To what extent can instruction-tuned language models generalize safety behaviors learned in English to low-resource languages without additional fine-tuning, and what kinds of harmful outputs slip through this cross-lingual generalization?

cross-lingual-cot-trust | Updated at

Answer

Instruction-tuned language models show partial but fragile cross-lingual generalization of safety behaviors learned in English to low-resource languages, but this generalization is incomplete and systematically leaky.

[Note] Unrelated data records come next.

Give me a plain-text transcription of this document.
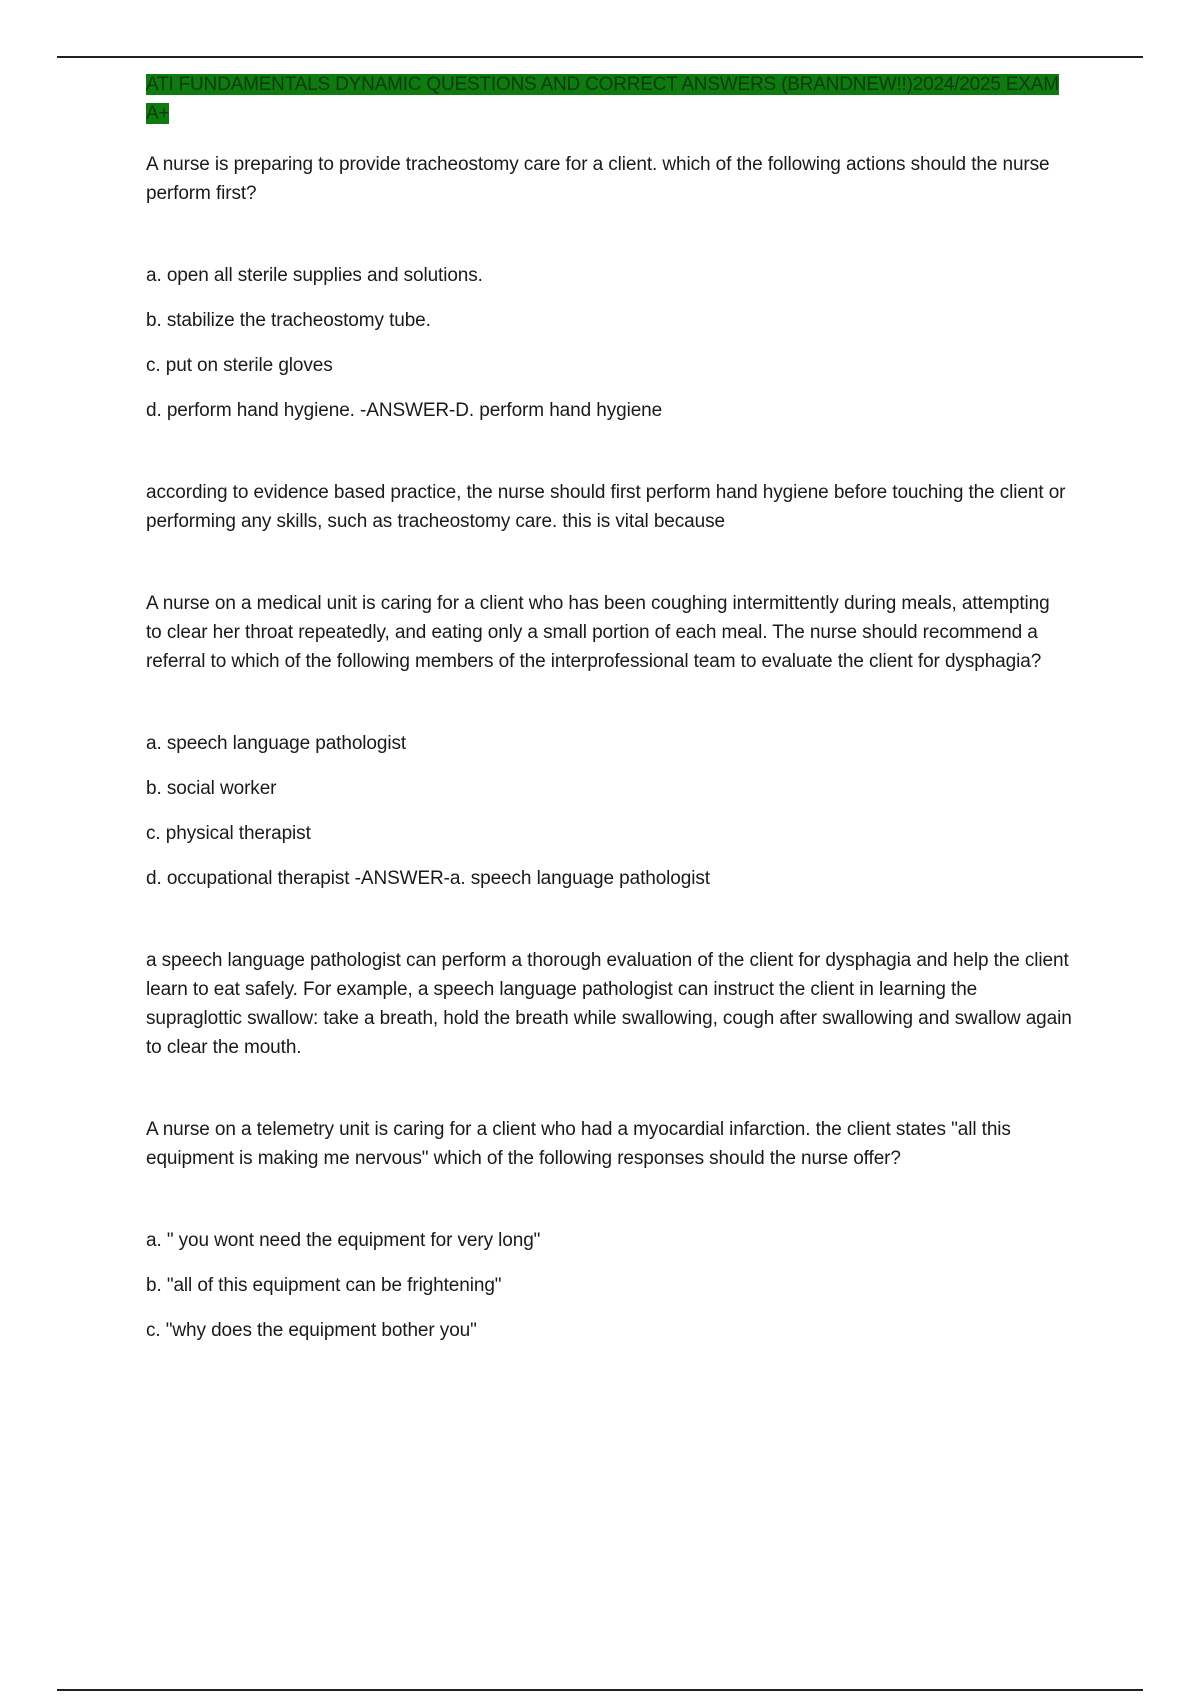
ATI FUNDAMENTALS DYNAMIC QUESTIONS AND CORRECT ANSWERS (BRANDNEW!!)2024/2025 EXAM A+

A nurse is preparing to provide tracheostomy care for a client. which of the following actions should the nurse perform first?

a. open all sterile supplies and solutions.

b. stabilize the tracheostomy tube.

c. put on sterile gloves

d. perform hand hygiene. -ANSWER-D. perform hand hygiene

according to evidence based practice, the nurse should first perform hand hygiene before touching the client or performing any skills, such as tracheostomy care. this is vital because

A nurse on a medical unit is caring for a client who has been coughing intermittently during meals, attempting to clear her throat repeatedly, and eating only a small portion of each meal. The nurse should recommend a referral to which of the following members of the interprofessional team to evaluate the client for dysphagia?

a. speech language pathologist

b. social worker

c. physical therapist

d. occupational therapist -ANSWER-a. speech language pathologist

a speech language pathologist can perform a thorough evaluation of the client for dysphagia and help the client learn to eat safely. For example, a speech language pathologist can instruct the client in learning the supraglottic swallow: take a breath, hold the breath while swallowing, cough after swallowing and swallow again to clear the mouth.

A nurse on a telemetry unit is caring for a client who had a myocardial infarction. the client states "all this equipment is making me nervous" which of the following responses should the nurse offer?

a. " you wont need the equipment for very long"

b. "all of this equipment can be frightening"

c. "why does the equipment bother you"
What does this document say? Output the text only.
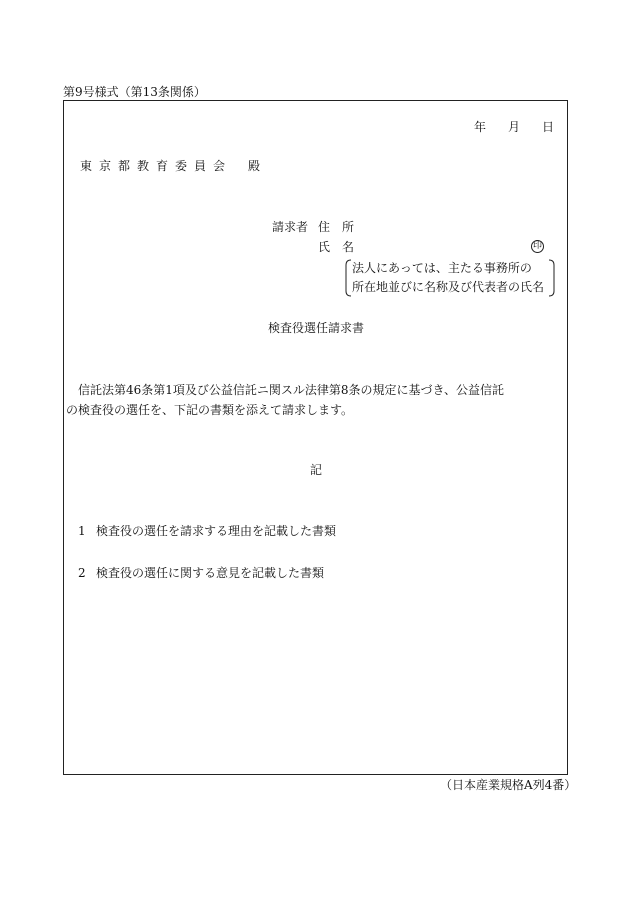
第9号様式（第13条関係）
年 月 日
東京都教育委員会 殿
請求者 住　所
氏　名	印
法人にあっては、主たる事務所の
所在地並びに名称及び代表者の氏名
検査役選任請求書
　信託法第46条第1項及び公益信託ニ関スル法律第8条の規定に基づき、公益信託
の検査役の選任を、下記の書類を添えて請求します。
記
1 検査役の選任を請求する理由を記載した書類
2 検査役の選任に関する意見を記載した書類
（日本産業規格A列4番）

  1. Extent of safety generalization

    • Models often transfer high-level refusal patterns (e.g., politely declining clearly disallowed content) to other widely used languages that are well represented in pretraining data.
    • For genuinely low-resource languages or low-resource dialects, safety behaviors are inconsistent: the same harmful request may be refused in English but answered directly when translated or paraphrased.
    • The more a language diverges from English in script, morphology, or available training data, the more likely safety fine-tuning fails to fully transfer.
  2. Typical failure modes / harmful outputs that slip through

    • Direct harmful assistance in low-resource languages: step-by-step instructions for violence, self-harm, cybercrime, or biological/chemical misuse that the model would block in English.
    • Contextualized or disguised harm: harmful content embedded in stories, role-play, or “educational” framing in low-resource languages that passes safety filters more easily than in English.
    • Targeted harassment and hate against protected groups expressed in slang, dialect, or code words specific to a low-resource language community.
    • Local misinformation and incitement: election lies, health misinformation, or calls for real-world mobilization that reference local actors, locations, or events where the model’s English-tuned safety heuristics are weak.
    • Workarounds via code-switching: mixing English with low-resource language segments (or transliteration into Latin script) to bypass English-focused filters while still conveying harmful instructions.
  3. Overall pattern

    • English safety fine-tuning alone is not sufficient for robust safety in low-resource languages; it produces a baseline level of caution but leaves significant gaps, especially for nuanced, local, or adversarially phrased harmful content.